After the Sandy Hook shooting, a group including Shelby County Sheriff John Lenhart, former Sidney City Police Chief Kevin Gessler, Scheu (and others) began discussing how to prepare SCS for the possibility of a similar tragedy. From those meetings, and then a public forum, came the current SCS security measures, which are:
• Biometric gun safes and handguns (only staff selected by SCS administration and trained by the Shelby County Sheriff’s Office have access to the safe);
• Seven commissioned deputy reserve officers to work 178 days in uniform and armed as building aides, with duties assigned by principals;
• Panic button to police;
• Building blueprints secured in an easily accessible area for police use;
• Numbering all windows and doors for identification purposes;
• ALICE training for staff by Shelby County Sheriff’s Office;
• Surveillance cameras covering hallways/entrances to every school building;
• First Responder team in all seven buildings, consisting of trained volunteer educators. Twice annually all team members must be re-qualified;
• Substitute deputy officers provided whenever regular school security officers are absent.
He said the security program began at the start of the 2013-14 school year and since then they have received both state and national recognition for the measures put in place.
Scheu praised every officer’s work and emphasized his hope that each remains with SCS for many years to come.
He pointed out that Cipollone may have “the hardest job of all,” as he works as the resource officer within Sidney High School.

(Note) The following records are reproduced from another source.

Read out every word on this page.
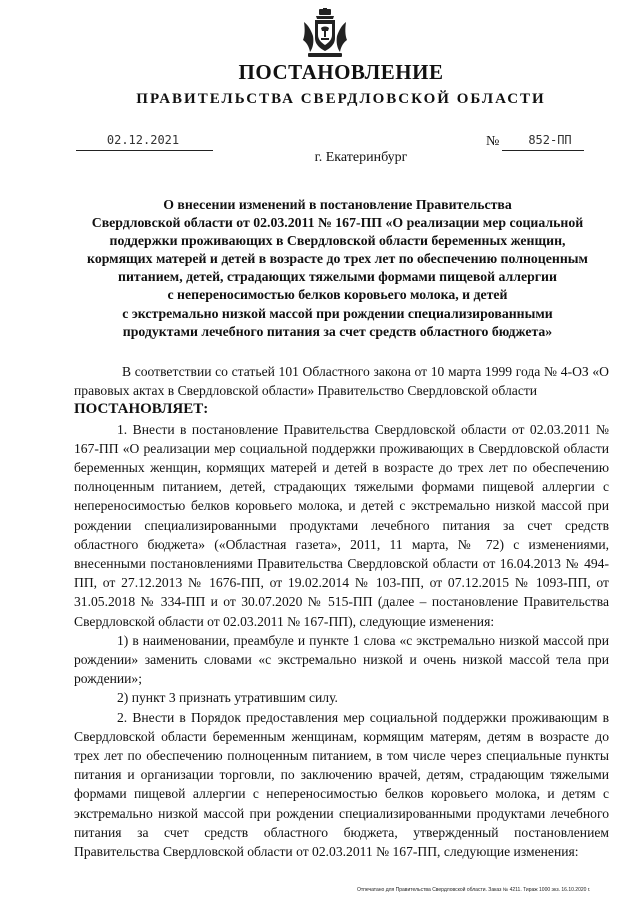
ПОСТАНОВЛЕНИЕ
ПРАВИТЕЛЬСТВА СВЕРДЛОВСКОЙ ОБЛАСТИ
02.12.2021	№	852-ПП
г. Екатеринбург
О внесении изменений в постановление Правительства
Свердловской области от 02.03.2011 № 167-ПП «О реализации мер социальной
поддержки проживающих в Свердловской области беременных женщин,
кормящих матерей и детей в возрасте до трех лет по обеспечению полноценным
питанием, детей, страдающих тяжелыми формами пищевой аллергии
с непереносимостью белков коровьего молока, и детей
с экстремально низкой массой при рождении специализированными
продуктами лечебного питания за счет средств областного бюджета»

В соответствии со статьей 101 Областного закона от 10 марта 1999 года № 4-ОЗ «О правовых актах в Свердловской области» Правительство Свердловской области

ПОСТАНОВЛЯЕТ:

1. Внести в постановление Правительства Свердловской области от 02.03.2011 № 167-ПП «О реализации мер социальной поддержки проживающих в Свердловской области беременных женщин, кормящих матерей и детей в возрасте до трех лет по обеспечению полноценным питанием, детей, страдающих тяжелыми формами пищевой аллергии с непереносимостью белков коровьего молока, и детей с экстремально низкой массой при рождении специализированными продуктами лечебного питания за счет средств областного бюджета» («Областная газета», 2011, 11 марта, № 72) с изменениями, внесенными постановлениями Правительства Свердловской области от 16.04.2013 № 494-ПП, от 27.12.2013 № 1676-ПП, от 19.02.2014 № 103-ПП, от 07.12.2015 № 1093-ПП, от 31.05.2018 № 334-ПП и от 30.07.2020 № 515-ПП (далее – постановление Правительства Свердловской области от 02.03.2011 № 167-ПП), следующие изменения:

1) в наименовании, преамбуле и пункте 1 слова «с экстремально низкой массой при рождении» заменить словами «с экстремально низкой и очень низкой массой тела при рождении»;

2) пункт 3 признать утратившим силу.

2. Внести в Порядок предоставления мер социальной поддержки проживающим в Свердловской области беременным женщинам, кормящим матерям, детям в возрасте до трех лет по обеспечению полноценным питанием, в том числе через специальные пункты питания и организации торговли, по заключению врачей, детям, страдающим тяжелыми формами пищевой аллергии с непереносимостью белков коровьего молока, и детям с экстремально низкой массой при рождении специализированными продуктами лечебного питания за счет средств областного бюджета, утвержденный постановлением Правительства Свердловской области от 02.03.2011 № 167-ПП, следующие изменения:

Отпечатано для Правительства Свердловской области. Заказ № 4211. Тираж 1000 экз. 16.10.2020 г.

“I’ll be honest with you, when I was first asked to come to the school, it wasn’t something that I thought I would really want to do with my career, but now that I’m there, I can’t imagine being anywhere else. To have that relationship with the kids, and see them making better decisions, and just be a positive role-model for the kids really goes a long way,” Cipollone said. “It’s more than just being security at the school, it’s being about to help them with any situation.”
Cipollone said the opportunity to positively impact students is the good part of the job, but it is also the downside because he knows he can only do so much to help.
“You become attached. … and it can be negative as well because, there are these kids that I know things (are) going on that I can’t help. And, I would be lying to you if I said it didn’t keep me up at night sometimes worrying about them,” Cipollone said.
Since the West Liberty-Salem School shooting, Scheu said they have received calls from other school districts looking for guidance as a result of the time, planning and invested resources Sidney made to develop its security program.
“We want to be proactive. … Our focus, our priority, our resources have gone into how do we put out the threat with the quickest response possible,” Scheu said. As a result of these security measures, Scheu said they “feel they have the safest schools around.”